21 g. Sebanyak 40 ml larutan surfaktan 0,1%b/v dituang ke gelas ukur 100 ml.
Kemudian gelas ukur tersebut diputar balik selama 10 kali dengan kecepatan 2 detik per putaran. Busa yang terbentuk diukur dalam satuan mm pada menit ke-0 dan menit ke-1 (Piispanen, 2004).
Dari semua metode tersebut sebenarnya tidak ada yang benar-benar tepat, karena semuanya memberikan hasil dengan variasi yang besar. Walaupun terdapat banyak modifikasi dan standarisasi metode lain berdasarkan uji Ross-Miles, namun tetap saja tidak ada metode baku yang seragam untuk mengukur busa. Hal ini karena adanya difusi dan kemungkinan terjadinya perubahan distribusi ukuran busa. Saat ini para peneliti tengah mendiskusikan tentang penggunaan spektroskopi NMR atau MRI untuk memonitor stabilitas busa (Lunkenheimer, 2003 dan Schramm, 2005).
F. Landasan Teori
Untuk mendapatkan sediaan shampoo yang baik, maka salah satu hal yang perlu diperhatikan adalah viskositas dan ketahanan busanya. Karena kedua hal tersebut selain mempengaruhi efektivitas pembersihan rambut juga menentukan persepsi dan penerimaan konsumen.
Pada sediaan shampoo , busa diperoleh dengan pemakaian surfaktan dalam formula. Adanya surfaktan akan mengurangi tegangan antarmuka gas/cairan sehingga mempermudah dispersi gas dalam cairan. Namun terkadang campuran surfaktan saja tidak cukup untuk memberikan busa yang stabil. Karena busa sebenarnya bersifat tidak stabil secara termodinamik dan mudah pecah atau hilang
22 karena berbagai faktor. Faktor tersebut antara lain adalah koalesen dan penipisan (thinning) pada lapisan film akibat kecepatan aliran cairan (drainage).
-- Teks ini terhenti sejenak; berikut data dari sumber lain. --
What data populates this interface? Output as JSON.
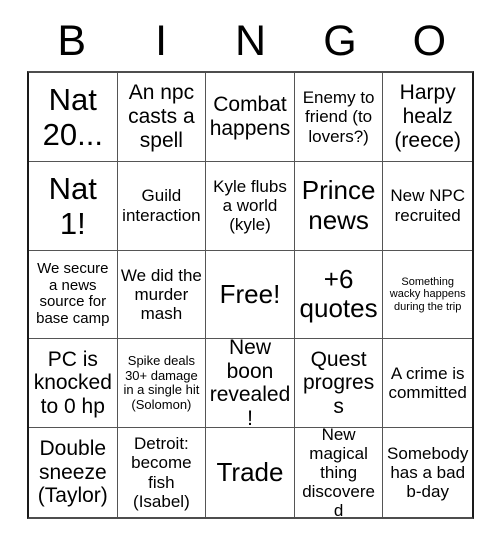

Salah satu cara untuk mencegah thinning pada busa adalah dengan meningkatkan viskositas dari sediaan. Tujuannya agar kecepatan drainage menurun sehingga film busa tidak cepat pecah. Salah satu bahan yang dapat meningkatkan viskositas adalah polimer. Di samping itu polimer juga akan menghalangi busa untuk saling bergabung satu sama lain.